Sam turned and filled bowls with steaming porridge and carried them to the table along with a pitcher of milk. Lydia's mouth watered when she saw the thick layer of yellowish cream floating on top of the milk. It was breakfast-time yesterday that she had last eaten, and suddenly nothing seemed as important as food. She pulled a bowl close.
"Help yourself." Sam pushed the cream and brown sugar close. Matt spun his chair around and sat down.
Lydia paused, glancing from one man to the other. From that same unprobed strength, she smiled, and keeping her voice soft, said, "Perhaps someone should give thanks first."

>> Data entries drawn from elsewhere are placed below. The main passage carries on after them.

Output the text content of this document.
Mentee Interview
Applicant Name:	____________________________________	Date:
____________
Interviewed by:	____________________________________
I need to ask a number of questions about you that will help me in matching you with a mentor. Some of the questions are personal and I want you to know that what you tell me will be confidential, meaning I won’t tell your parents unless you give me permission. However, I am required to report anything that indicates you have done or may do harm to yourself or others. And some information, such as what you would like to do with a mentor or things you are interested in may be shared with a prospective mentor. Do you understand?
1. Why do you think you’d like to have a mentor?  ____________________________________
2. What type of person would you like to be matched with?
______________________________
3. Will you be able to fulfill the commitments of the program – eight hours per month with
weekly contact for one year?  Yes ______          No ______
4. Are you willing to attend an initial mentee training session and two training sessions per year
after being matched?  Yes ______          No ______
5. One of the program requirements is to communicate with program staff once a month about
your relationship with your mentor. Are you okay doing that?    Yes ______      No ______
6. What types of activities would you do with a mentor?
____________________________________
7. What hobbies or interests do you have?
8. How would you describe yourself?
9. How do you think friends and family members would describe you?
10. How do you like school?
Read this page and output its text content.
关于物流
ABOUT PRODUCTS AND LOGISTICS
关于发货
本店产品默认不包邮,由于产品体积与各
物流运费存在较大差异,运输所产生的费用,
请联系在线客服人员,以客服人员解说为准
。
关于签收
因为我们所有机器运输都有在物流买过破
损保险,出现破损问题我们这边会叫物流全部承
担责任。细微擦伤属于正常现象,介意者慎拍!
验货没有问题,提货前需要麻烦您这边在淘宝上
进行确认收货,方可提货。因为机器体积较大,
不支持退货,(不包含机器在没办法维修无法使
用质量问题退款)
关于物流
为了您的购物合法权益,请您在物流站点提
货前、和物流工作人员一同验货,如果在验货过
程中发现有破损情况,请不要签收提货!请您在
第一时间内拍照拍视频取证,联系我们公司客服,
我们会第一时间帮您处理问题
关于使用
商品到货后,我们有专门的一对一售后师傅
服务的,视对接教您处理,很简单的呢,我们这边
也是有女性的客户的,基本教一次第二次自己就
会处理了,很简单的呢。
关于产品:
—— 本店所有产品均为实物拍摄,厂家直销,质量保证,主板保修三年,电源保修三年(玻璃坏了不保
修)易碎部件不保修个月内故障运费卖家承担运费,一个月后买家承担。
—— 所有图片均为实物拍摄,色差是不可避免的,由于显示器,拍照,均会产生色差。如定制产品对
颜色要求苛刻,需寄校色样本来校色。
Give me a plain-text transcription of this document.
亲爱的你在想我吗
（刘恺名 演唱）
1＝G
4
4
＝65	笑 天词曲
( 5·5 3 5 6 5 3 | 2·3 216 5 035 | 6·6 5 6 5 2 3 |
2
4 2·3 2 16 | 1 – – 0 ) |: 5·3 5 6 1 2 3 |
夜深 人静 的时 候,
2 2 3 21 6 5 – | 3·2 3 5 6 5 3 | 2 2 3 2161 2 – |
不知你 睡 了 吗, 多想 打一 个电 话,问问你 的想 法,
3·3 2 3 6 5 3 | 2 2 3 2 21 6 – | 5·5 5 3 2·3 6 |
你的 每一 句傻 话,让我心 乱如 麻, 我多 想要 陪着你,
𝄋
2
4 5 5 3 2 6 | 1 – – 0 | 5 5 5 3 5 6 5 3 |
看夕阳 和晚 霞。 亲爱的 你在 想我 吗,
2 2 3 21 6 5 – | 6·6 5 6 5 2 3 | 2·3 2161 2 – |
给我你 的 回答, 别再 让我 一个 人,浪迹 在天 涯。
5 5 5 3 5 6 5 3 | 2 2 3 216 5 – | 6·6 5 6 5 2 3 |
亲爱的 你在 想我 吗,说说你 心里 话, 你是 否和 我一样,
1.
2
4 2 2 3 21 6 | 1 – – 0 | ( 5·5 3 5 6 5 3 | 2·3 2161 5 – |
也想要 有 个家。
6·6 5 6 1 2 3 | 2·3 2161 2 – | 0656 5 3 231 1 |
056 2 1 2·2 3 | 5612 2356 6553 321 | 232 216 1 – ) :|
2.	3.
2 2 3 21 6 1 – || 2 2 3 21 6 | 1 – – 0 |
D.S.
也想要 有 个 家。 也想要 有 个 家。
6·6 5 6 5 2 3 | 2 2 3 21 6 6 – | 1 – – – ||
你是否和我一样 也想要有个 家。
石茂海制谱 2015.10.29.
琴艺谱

Matt's eyes narrowed. Sam practically jolted in his seat. Silence hung over the table. Finally, Sam cleared his throat and mumbled, "Go ahead."
She nodded and bowed her head, murmuring a short, simple prayer. "Amen." She reached for the pitcher and poured a generous amount of cream into her bowl. There was sweet comfort in the warm, rich food, and for a moment Lydia forgot her predicament.
Sam pushed aside his empty bowl and stared into his coffee cup. Suddenly, he slapped the table with his open palm, almost causing Lydia to jump from her chair. "I got it!" he shouted. "Granny Arness!"
Matt glowered at him. "What about Granny Arness?"
"I was talking to Eldon Reimer in town awhile back, and he said something about not needing her anymore but there didn't seem to be anyplace for her." He shrugged. "Don't rightly remember all he said. I wasn't paying much attention."
Matt sat back, his face thoughtful. "It just might work."
Lydia leaned forward. "Who is Granny Arness?"